Sensex retreats before Brexit as Tata Motors tumbles

Mumbai: Indian stocks fell for a second day before the UK votes on whether to leave or remain in the European Union (EU).

Tata Motors Ltd, owner of Jaguar Land Rover that gets about 25% of its revenue from Europe, tumbled for the first time in seven days. ITC Ltd, India’s biggest cigarette company, slid for a second day this week after its chief said he will step down next year. GAIL India Ltd retreated for a third day, while Reliance Industries Ltd (RIL), owner of the world’s largest refining complex, decreased the most in a week.

The S&P BSE Sensex lost 0.2%, or 47.13 points, to 26,765.65 at the close in Mumbai, after changing direction more than 15 times.
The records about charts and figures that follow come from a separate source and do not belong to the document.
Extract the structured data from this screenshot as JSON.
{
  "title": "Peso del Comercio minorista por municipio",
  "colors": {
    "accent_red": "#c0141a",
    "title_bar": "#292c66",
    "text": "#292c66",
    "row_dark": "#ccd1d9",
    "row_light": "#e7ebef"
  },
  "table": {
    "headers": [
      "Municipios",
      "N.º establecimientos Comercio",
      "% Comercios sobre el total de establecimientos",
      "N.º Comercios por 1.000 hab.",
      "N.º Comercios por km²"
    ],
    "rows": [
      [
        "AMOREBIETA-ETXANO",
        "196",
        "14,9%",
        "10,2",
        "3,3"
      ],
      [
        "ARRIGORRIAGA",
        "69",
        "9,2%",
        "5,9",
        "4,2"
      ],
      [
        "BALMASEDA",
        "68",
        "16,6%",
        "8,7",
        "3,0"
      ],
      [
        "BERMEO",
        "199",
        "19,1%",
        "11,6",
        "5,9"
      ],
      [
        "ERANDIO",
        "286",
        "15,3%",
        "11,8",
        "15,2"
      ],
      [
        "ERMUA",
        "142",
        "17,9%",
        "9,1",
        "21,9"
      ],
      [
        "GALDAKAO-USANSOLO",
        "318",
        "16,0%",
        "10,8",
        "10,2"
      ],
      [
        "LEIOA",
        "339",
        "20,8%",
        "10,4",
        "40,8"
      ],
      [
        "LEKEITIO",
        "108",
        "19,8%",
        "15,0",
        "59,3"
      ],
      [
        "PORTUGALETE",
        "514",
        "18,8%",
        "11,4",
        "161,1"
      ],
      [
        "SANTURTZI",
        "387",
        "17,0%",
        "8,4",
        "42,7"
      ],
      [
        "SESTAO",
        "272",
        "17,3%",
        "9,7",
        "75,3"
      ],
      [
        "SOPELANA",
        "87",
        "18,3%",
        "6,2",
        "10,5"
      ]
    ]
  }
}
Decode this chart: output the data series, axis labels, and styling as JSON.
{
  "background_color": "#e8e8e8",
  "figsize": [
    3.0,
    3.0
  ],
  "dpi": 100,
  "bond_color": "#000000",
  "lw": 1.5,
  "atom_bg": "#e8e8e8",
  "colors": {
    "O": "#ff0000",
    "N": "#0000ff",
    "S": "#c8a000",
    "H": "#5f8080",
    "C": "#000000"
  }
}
There has only been only day the gauge has fluctuated more than 1% this month. Different polls putting either side ahead before Thursday’s Brexit vote are keeping investors on edge amid warnings from central bankers and governments that a victory for the “Leave” camp would destabilize financial markets around the world.

“It’s difficult to preempt anything,” Vaibhav Sanghavi, managing director at Mumbai-based Ambit Investment Advisors Pvt. Ltd, said in an interview. “We will evaluate where to invest depending on valuations once Brexit is out of the way.”

The Sensex has risen 17% since falling into a bear market in February as forecasts for the strongest monsoon rain in two decades and India’s world-beating economic growth lured $2.8 billion in inflows from abroad this year. Rains progressed further into parts of the nation’s key states of Maharashtra, Madhya Pradesh, Uttarakhand and Uttar Pradesh, shrinking the deficit since June 1 to 21% from 23%.

Tata Motors tumbled 2.58%, the worst performer on the Sensex on Wednesday. GAIL India dropped 1.88% in a third day of declines, while slid RIL lost 0.6%.

ITC decreased 1.12%. Yogesh Deveshwar, who joined ITC in 1968 and has run Asia’s second-largest tobacco company by market value since 1996, will give up the chief executive role in February and attend his final shareholders’ meeting as CEO next month, the company said in a regulatory filing Tuesday.

Overseas funds have bought $628 million of shares in June, set for the fourth month of purchases, data compiled by Bloomberg show.